2018, année de la régulation de l’innovation digitale ?
Alors que l’année 2017 a marqué l’aboutissement des dernières réformes post-crise imposant aux établissements bancaires et financiers un alourdissement de leurs obligations réglementaires, ces derniers doivent désormais faire face à de nouveaux défis bien plus structurants liés au déploiement de technologies innovantes par de nouveaux entrants dans leur domaine d’activité.
Pour répondre à ces enjeux, les acteurs traditionnels sont contraints de cibler leurs efforts sur la maîtrise des coûts et l’efficacité opérationnelle pour recentrer leur champ d’intervention sur les activités à forte valeur ajoutée et repenser ainsi leur offre de service.
Face à cette évolution durable des modèles d’activité, les régulateurs sont contraints d’opérer des choix stratégiques particulièrement engageants.
En effet, si la supervision unique et la convergence ont été le leitmotiv des régulateurs basés en Europe continentale, force est de constater que l’irruption des nouvelles technologies dans les différents métiers de la banque et de la finance et les gisements d’opportunité considérables qu’elles représentent poussent les Etats vers une logique de concurrence réglementaire et politique accrue.

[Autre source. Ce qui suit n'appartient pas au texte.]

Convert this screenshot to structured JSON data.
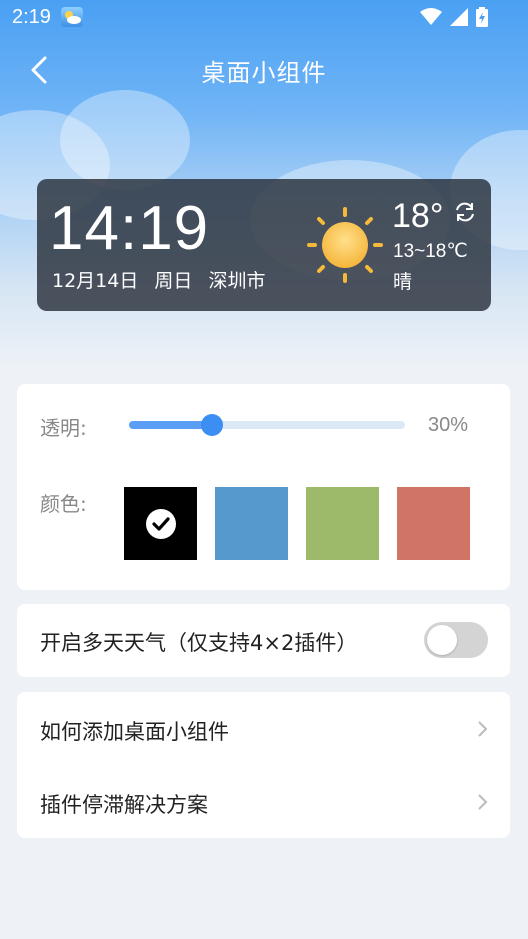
{
  "status_bar": {
    "time": "2:19"
  },
  "nav": {
    "title": "桌面小组件"
  },
  "widget": {
    "time": "14:19",
    "date": "12月14日",
    "weekday": "周日",
    "city": "深圳市",
    "temperature": "18°",
    "range": "13~18℃",
    "condition": "晴"
  },
  "settings": {
    "transparency_label": "透明:",
    "transparency_value": "30%",
    "transparency_level": 0.3,
    "color_label": "颜色:",
    "colors": [
      "#000000",
      "#5699cc",
      "#9dba6b",
      "#d07565"
    ],
    "selected_color_index": 0
  },
  "options": {
    "multiday_label": "开启多天天气（仅支持4×2插件）",
    "multiday_enabled": false
  },
  "help": {
    "items": [
      {
        "label": "如何添加桌面小组件"
      },
      {
        "label": "插件停滞解决方案"
      }
    ]
  },
  "theme": {
    "accent": "#3d8ef2",
    "header": "#4aa0f3"
  }
}
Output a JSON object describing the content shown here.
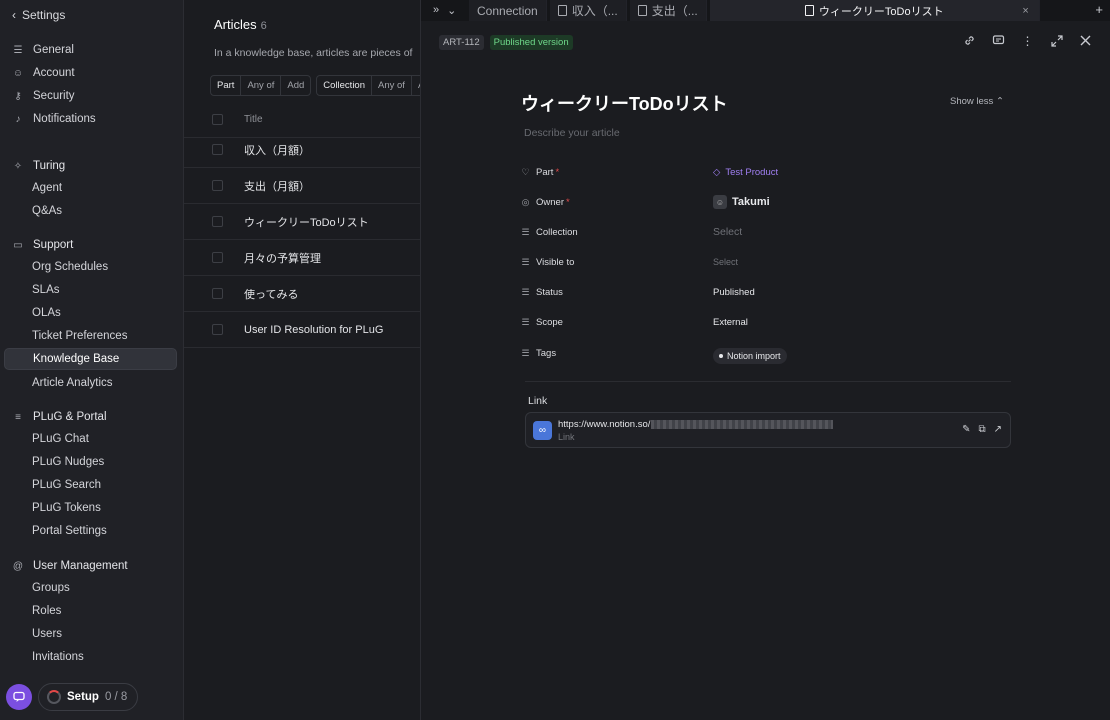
{
  "sidebar": {
    "back_label": "Settings",
    "items": [
      {
        "label": "General",
        "icon": "sliders-icon"
      },
      {
        "label": "Account",
        "icon": "user-icon"
      },
      {
        "label": "Security",
        "icon": "key-icon"
      },
      {
        "label": "Notifications",
        "icon": "bell-icon"
      }
    ],
    "groups": [
      {
        "label": "Turing",
        "icon": "sparkle-icon",
        "items": [
          "Agent",
          "Q&As"
        ]
      },
      {
        "label": "Support",
        "icon": "chat-icon",
        "items": [
          "Org Schedules",
          "SLAs",
          "OLAs",
          "Ticket Preferences",
          "Knowledge Base",
          "Article Analytics"
        ]
      },
      {
        "label": "PLuG & Portal",
        "icon": "stack-icon",
        "items": [
          "PLuG Chat",
          "PLuG Nudges",
          "PLuG Search",
          "PLuG Tokens",
          "Portal Settings"
        ]
      },
      {
        "label": "User Management",
        "icon": "at-icon",
        "items": [
          "Groups",
          "Roles",
          "Users",
          "Invitations"
        ]
      }
    ],
    "active_item": "Knowledge Base",
    "setup": {
      "label": "Setup",
      "count": "0 / 8"
    }
  },
  "list": {
    "title": "Articles",
    "count": "6",
    "description": "In a knowledge base, articles are pieces of",
    "filters": [
      {
        "field": "Part",
        "op": "Any of",
        "action": "Add"
      },
      {
        "field": "Collection",
        "op": "Any of",
        "action": "Ad"
      }
    ],
    "column_title": "Title",
    "rows": [
      "収入（月額）",
      "支出（月額）",
      "ウィークリーToDoリスト",
      "月々の予算管理",
      "使ってみる",
      "User ID Resolution for PLuG"
    ]
  },
  "tabs": {
    "items": [
      "Connection",
      "収入（...",
      "支出（..."
    ],
    "active": "ウィークリーToDoリスト"
  },
  "article": {
    "id": "ART-112",
    "status_badge": "Published version",
    "title": "ウィークリーToDoリスト",
    "show_less": "Show less",
    "description_placeholder": "Describe your article",
    "props": {
      "part": {
        "label": "Part",
        "value": "Test Product"
      },
      "owner": {
        "label": "Owner",
        "value": "Takumi"
      },
      "collection": {
        "label": "Collection",
        "value": "Select"
      },
      "visible_to": {
        "label": "Visible to",
        "value": "Select"
      },
      "status": {
        "label": "Status",
        "value": "Published"
      },
      "scope": {
        "label": "Scope",
        "value": "External"
      },
      "tags": {
        "label": "Tags",
        "value": "Notion import"
      }
    },
    "link": {
      "heading": "Link",
      "url": "https://www.notion.so/",
      "sub": "Link"
    }
  },
  "colors": {
    "accent": "#7b4fe0",
    "published": "#6fd88a",
    "part_link": "#a07ff2",
    "required": "#e24b4b"
  }
}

Désormais, face aux stratégies de régulation faisant la promotion de l’équilibre entre la protection de l’investisseur et les incitations à l’innovation défendues par de grands Etats tels que la France, l’Allemagne et les Etats-Unis (au niveau fédéral) s’opposent, de manière plus frontale que par le passé, des stratégies de régulation qualifiées par certains de « course au moins-disant réglementaire ». Sont ainsi pointés du doigt des Etats comme la Suisse, le Royaume-Uni, Malte, Chypre ou bien encore Israël et Singapour s’agissant du recours aux intelligences artificielles ou au lancement d’Initial Tokens/Coins Offerings (« ITOs/ICOs« ).
Ces rapports de force conduisent logiquement les premiers à pousser pour une approche concertée au niveau international et européen. Dès lors, il n’est pas étonnant de constater que l’année 2018 sera marquée par le lancement de chantiers de coordination internationale avec en première ligne:
- la préparation de la Présidence argentine du G 20 avec à l’agenda des réflexions sur l’encadrement des monnaies virtuelles ;
- la publication du plan d’action Fintechs de la Commission européenne le 7 mars 2018 ;
- l’adoption en France du « Plan d’action pour la croissance et la transformation des entreprises » (Pacte) comprenant différents volets en lien avec les activités proposées par les Fintechs (ICOs, gamme de services pouvant être proposés par des nouveaux entrants, etc.) ; et
- la poursuite des réflexions des différentes task forces du Financial Stability Board et de l’Organisation internationale des commissions de valeurs mobilières et sur les risques émergents liés aux nouvelles technologies.
Quels que soient les impacts des orientations futures en matière de régulation et de supervision financière, l’approche poursuivie par les autorités compétentes devrait donc s’articuler autour de deux grands principes directeurs :
- la gestion des risques émergents liés à l’irruption de nouvelles technologies (dont la plupart n’ont pas encore été clairement identifiés) dès lors que ces risques pourraient avoir des effets sur la stabilité financière et la sécurité des marchés ; et
- le traitement concurrentiel des acteurs de marché. A cet égard, la question qui se pose est celle de la détermination du cadre réglementaire applicable aux nouveaux entrants et, précisément, celle de savoir si ce dernier sera sensiblement différent de celui auxquels sont soumis les acteurs traditionnels qu’ils concurrencent désormais.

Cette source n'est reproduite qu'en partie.